First of all, if you’re new to Slate the main thing to remember is that they earn their ad revenue by being contrarian. If you say torture is bad, they’ll argue that sometimes it’s good. If you liked Wall-E’s message, they’ll find someone to say it was a terrible message. If they say Suze Orman is terrible, then . . . well, they’ll also say she’s got some great ideas. Whether or not you agree with any of that, the point is that this is the purpose Slate serves.
So, it’s no surprise that they found William Saletan to tell us crazy liberals to just calm the hell down. Saletan is concerned because:
Embryos are the beginnings of people. They’re not parts of people. They’re the whole thing, in very early form.
This sounds a bit like Saletan believes that an embryo is a homunculus, a tiny person waiting inside to grow larger and emerge from the womb. If he believes that the entire person is contained within an embryo, then surely crushing some acorns would be as upsetting as clear-cutting an old-growth forest. It’s not, though, because we understand that a seed is not an organism – it’s only different from other cells because of the possibilities we imagine for it.
Remarkably, buried within the article is the sentence that renders the point moot:
It seems worse to let the girl die for the embryo’s sake than to kill the embryo for the girl’s sake, particularly since embryos left over from fertility treatments will be discarded or left to die, anyway.
That’s what this decision was really about: whether or not we can use trashed embryos to save countless lives. Saletan’s entire argument is based on a slippery slope: if we allow testing on embryos that would otherwise be thrown in the garbage, we’ll soon allow embryos to be created and destroyed for testing purposes. And then, and then, and then, who knows? This argument is familiar to those fighting for equal rights for homosexuals, since really the only non-Bible-based argument against allowing gays to marry is to argue that next thing you know, ducks will be marrying oysters. In this case, the only non-Bible-based argument against making use of someone’s garbage is that next thing you know, we’ll be ransacking orphanages in search of unwitting organ donors.
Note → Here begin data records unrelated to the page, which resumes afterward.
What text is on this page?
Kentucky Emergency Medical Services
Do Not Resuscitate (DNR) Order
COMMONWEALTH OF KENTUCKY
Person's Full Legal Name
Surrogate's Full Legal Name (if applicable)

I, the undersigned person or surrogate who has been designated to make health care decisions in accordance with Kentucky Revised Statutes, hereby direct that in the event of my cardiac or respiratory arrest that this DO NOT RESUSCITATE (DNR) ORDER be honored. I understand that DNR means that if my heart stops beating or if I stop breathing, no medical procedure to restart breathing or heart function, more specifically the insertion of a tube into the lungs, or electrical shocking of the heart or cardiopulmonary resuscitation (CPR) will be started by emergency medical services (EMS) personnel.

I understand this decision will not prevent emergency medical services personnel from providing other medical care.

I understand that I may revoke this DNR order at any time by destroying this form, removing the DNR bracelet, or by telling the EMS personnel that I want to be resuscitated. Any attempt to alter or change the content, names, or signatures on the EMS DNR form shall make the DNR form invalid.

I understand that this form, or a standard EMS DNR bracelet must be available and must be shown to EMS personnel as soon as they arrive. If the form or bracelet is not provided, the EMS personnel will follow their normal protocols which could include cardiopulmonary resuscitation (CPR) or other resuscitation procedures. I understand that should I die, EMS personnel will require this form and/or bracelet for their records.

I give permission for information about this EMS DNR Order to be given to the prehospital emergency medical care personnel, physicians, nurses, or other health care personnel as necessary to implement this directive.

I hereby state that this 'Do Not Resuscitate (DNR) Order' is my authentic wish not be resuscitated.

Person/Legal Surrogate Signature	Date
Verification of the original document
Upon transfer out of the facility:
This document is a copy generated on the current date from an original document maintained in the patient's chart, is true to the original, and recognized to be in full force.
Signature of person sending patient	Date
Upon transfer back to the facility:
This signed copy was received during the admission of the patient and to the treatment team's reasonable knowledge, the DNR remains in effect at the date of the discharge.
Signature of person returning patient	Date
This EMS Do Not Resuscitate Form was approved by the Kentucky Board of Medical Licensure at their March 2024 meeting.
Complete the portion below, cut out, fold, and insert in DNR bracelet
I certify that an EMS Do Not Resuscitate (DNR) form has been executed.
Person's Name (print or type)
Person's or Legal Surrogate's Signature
Saletan calls this a “war” as a way to tie all those ideas together, insinuating that now that we’ve won we’ll have our ugly way with stem cells and abuse morality as we see fit. But that’s not true: there are still strict regulations in place, and people will carefully weigh the options at every stage, as they should.
At the current stage, I’ll go out on a limb and say that there is not a damn thing that is immoral about testing on trashed embryos. Further, it was outrageously immoral to allow embryos to go to waste in the name of morality when those cells could so positively affect our lives. This wasn’t a war – it was a crime, which we’ve finally stopped.